Watchwords post-2015: innovate, integrate

June 25, 2013 by PATH

Rachel Wilson is senior director for policy and advocacy at PATH.
Mother holds infant in lap as hands holding dropper release vaccine into the infant's mouth.

Rachel Wilson is senior director for policy and advocacy at PATH.

Last month the UN Secretary General’s High-Level Panel released its report on the future of the Millennium Development Goals (MDGs), a set of targets that have guided work in global development since 2000. Health advocates everywhere breathed a sigh of relief. The panel’s consultative approach yielded what we’d been working toward: “Ensure healthy lives” emerged as goal 4, which means health will likely maintain its prominent place on the global development agenda.

Mother holds infant in lap as hands holding dropper release vaccine into the infant's mouth.

An infant receives vaccine against polio. Photo: PATH/Gabe Bienczycki.

But with two years remaining until the United Nations finalizes the new framework set out by its panel, we must not sit back in satisfaction. We must ensure that new goals are designed to achieve the greatest gains in health everywhere.
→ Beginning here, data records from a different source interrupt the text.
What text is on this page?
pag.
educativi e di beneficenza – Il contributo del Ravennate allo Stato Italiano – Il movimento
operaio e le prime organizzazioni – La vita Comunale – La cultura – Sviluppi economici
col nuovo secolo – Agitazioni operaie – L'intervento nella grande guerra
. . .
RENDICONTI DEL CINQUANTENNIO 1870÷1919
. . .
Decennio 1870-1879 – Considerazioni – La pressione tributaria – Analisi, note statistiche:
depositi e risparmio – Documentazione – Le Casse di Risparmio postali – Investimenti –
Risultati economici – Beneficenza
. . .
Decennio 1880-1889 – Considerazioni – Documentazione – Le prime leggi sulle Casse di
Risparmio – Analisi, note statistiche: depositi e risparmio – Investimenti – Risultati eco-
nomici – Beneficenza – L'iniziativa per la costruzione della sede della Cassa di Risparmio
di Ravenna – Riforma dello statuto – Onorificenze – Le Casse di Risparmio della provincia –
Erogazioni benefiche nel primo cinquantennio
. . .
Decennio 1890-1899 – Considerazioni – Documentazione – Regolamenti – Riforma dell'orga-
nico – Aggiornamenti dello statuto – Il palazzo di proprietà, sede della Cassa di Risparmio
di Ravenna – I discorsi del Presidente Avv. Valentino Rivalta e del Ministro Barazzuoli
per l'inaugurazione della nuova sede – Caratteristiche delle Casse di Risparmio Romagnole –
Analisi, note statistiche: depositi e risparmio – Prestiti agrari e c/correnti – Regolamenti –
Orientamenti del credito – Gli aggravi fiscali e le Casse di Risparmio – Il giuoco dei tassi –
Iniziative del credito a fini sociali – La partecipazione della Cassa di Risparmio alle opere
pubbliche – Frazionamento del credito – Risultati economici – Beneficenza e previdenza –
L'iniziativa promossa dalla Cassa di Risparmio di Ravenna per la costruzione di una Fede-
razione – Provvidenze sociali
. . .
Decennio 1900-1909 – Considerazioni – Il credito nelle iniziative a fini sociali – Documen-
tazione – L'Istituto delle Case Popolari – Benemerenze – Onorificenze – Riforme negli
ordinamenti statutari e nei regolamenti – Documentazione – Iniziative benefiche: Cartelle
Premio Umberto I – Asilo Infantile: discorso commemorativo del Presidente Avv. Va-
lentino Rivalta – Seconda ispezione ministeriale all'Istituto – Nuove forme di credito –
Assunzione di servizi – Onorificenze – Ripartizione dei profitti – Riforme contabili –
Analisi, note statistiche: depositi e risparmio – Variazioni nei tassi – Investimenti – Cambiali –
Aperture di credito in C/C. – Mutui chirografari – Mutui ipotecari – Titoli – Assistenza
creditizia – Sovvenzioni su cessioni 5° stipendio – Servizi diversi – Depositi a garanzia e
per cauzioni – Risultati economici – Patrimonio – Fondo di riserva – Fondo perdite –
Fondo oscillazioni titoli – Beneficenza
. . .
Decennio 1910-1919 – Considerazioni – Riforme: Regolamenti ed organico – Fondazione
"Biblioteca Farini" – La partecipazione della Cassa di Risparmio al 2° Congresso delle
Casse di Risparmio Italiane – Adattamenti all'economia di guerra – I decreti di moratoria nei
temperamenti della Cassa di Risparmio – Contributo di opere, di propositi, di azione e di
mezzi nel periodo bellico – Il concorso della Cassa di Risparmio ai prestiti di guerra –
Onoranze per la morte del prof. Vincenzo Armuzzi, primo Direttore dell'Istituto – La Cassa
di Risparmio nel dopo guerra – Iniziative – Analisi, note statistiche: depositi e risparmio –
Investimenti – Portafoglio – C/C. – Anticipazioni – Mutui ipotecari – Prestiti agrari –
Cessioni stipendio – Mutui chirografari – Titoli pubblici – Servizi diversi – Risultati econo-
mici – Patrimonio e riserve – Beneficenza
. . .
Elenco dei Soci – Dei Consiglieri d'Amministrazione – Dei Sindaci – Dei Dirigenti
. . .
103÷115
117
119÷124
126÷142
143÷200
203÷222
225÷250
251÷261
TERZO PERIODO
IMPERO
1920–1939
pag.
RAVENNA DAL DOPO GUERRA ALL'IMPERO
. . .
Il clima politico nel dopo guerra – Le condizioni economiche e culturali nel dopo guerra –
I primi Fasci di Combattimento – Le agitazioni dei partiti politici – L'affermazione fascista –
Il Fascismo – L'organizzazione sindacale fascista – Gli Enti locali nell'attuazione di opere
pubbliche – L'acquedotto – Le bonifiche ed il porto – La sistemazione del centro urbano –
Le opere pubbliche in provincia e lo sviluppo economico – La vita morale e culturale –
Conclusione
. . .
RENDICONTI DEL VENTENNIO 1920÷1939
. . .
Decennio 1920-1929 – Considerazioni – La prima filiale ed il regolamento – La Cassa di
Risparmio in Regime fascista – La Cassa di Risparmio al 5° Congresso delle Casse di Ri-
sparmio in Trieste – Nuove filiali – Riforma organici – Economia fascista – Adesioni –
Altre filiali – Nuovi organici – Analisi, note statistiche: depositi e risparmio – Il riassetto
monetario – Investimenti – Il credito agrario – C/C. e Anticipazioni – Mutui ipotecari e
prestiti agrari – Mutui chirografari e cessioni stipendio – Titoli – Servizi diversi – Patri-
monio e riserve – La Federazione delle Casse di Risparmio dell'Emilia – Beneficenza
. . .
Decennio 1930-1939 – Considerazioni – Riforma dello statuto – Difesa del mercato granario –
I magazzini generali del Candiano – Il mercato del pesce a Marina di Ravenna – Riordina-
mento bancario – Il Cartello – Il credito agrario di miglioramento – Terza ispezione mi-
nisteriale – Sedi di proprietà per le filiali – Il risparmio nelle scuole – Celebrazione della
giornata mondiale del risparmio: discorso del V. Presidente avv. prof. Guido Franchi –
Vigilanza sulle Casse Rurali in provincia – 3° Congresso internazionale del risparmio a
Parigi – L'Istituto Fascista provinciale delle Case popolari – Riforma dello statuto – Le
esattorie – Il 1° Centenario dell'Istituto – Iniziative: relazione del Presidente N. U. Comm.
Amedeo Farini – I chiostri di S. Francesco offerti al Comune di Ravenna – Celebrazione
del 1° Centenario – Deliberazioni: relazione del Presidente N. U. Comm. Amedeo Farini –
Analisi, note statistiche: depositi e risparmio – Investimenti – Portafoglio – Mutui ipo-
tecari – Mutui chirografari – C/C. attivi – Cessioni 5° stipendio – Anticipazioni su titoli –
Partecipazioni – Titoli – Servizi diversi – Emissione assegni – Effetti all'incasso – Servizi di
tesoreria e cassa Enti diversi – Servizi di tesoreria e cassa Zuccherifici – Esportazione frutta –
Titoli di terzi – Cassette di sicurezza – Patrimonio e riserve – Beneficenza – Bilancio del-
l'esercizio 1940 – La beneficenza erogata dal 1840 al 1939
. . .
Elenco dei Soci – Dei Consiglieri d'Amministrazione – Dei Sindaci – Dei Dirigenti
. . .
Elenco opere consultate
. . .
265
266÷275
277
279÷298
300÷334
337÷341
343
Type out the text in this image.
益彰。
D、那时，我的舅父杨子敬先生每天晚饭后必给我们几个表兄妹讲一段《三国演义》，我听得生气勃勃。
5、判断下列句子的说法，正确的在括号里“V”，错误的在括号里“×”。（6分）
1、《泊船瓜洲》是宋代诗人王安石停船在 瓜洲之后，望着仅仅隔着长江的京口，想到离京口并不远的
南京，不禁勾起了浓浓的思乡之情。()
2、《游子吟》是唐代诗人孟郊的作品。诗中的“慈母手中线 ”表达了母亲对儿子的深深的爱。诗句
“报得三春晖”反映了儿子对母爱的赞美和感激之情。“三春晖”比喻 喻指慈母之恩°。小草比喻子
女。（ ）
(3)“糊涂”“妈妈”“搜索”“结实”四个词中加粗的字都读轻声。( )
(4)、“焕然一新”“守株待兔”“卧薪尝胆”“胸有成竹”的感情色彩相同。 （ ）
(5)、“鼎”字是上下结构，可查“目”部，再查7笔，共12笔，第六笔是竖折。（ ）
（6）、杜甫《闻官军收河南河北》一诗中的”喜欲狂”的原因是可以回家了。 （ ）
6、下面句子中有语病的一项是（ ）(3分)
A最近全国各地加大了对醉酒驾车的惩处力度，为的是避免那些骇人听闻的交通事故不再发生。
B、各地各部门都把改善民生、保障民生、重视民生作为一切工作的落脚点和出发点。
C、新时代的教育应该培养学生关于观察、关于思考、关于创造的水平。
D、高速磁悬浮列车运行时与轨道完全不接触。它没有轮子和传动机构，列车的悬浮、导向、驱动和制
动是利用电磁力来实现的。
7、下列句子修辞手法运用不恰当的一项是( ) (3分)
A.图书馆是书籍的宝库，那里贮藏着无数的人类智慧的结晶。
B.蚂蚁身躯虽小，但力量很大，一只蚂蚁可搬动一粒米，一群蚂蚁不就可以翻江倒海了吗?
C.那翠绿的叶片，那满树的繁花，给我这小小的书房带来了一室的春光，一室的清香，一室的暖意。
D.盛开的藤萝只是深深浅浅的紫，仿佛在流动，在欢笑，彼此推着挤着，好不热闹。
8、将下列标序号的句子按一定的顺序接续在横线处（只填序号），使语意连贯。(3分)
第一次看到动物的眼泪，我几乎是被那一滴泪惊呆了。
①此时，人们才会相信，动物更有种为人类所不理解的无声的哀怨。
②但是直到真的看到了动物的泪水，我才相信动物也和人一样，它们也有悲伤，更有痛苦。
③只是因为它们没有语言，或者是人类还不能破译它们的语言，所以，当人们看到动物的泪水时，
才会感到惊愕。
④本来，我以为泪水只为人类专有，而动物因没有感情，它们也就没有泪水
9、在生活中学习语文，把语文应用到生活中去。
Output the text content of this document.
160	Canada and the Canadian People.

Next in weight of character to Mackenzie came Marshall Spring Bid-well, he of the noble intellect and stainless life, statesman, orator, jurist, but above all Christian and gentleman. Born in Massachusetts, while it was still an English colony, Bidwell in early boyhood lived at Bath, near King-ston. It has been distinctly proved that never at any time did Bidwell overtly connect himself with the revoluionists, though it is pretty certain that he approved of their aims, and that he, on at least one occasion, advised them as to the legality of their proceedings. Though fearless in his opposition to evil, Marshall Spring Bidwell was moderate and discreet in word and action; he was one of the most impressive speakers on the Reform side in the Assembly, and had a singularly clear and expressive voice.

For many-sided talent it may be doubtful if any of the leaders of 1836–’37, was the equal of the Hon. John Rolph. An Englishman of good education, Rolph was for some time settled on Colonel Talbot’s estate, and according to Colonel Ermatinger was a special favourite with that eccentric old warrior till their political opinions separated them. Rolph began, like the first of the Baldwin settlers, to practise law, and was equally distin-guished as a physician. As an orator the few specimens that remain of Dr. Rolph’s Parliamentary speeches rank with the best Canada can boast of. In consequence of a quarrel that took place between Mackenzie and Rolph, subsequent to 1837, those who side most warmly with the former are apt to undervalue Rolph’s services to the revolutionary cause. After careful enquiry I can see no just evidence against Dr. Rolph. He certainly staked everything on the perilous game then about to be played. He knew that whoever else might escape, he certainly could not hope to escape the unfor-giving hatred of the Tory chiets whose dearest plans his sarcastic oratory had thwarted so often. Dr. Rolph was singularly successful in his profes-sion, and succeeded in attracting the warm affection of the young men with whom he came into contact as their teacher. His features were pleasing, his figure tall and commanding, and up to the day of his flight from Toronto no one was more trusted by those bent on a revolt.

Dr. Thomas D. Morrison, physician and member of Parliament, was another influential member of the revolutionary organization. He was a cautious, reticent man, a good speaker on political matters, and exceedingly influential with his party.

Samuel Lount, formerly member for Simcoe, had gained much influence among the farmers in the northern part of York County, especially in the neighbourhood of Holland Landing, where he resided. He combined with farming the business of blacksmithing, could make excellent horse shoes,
At PATH, collaborating across sectors and developing technologies to prevent, diagnose, and treat disease have taught us that there are two essential components to achieving better health for all: innovation and integration.

Ambitious goals

The panel’s report proposes an ambitious and inspiring framework for development once the original goals pass their target completion date in 2015. The framework addresses many of the biggest challenges in international development during the last decade, including:

  • Reaching the poorest and most marginalized people.
  • Ensuring accountability of governments and other actors.
  • Leveraging the capacity of all sectors to advance international development.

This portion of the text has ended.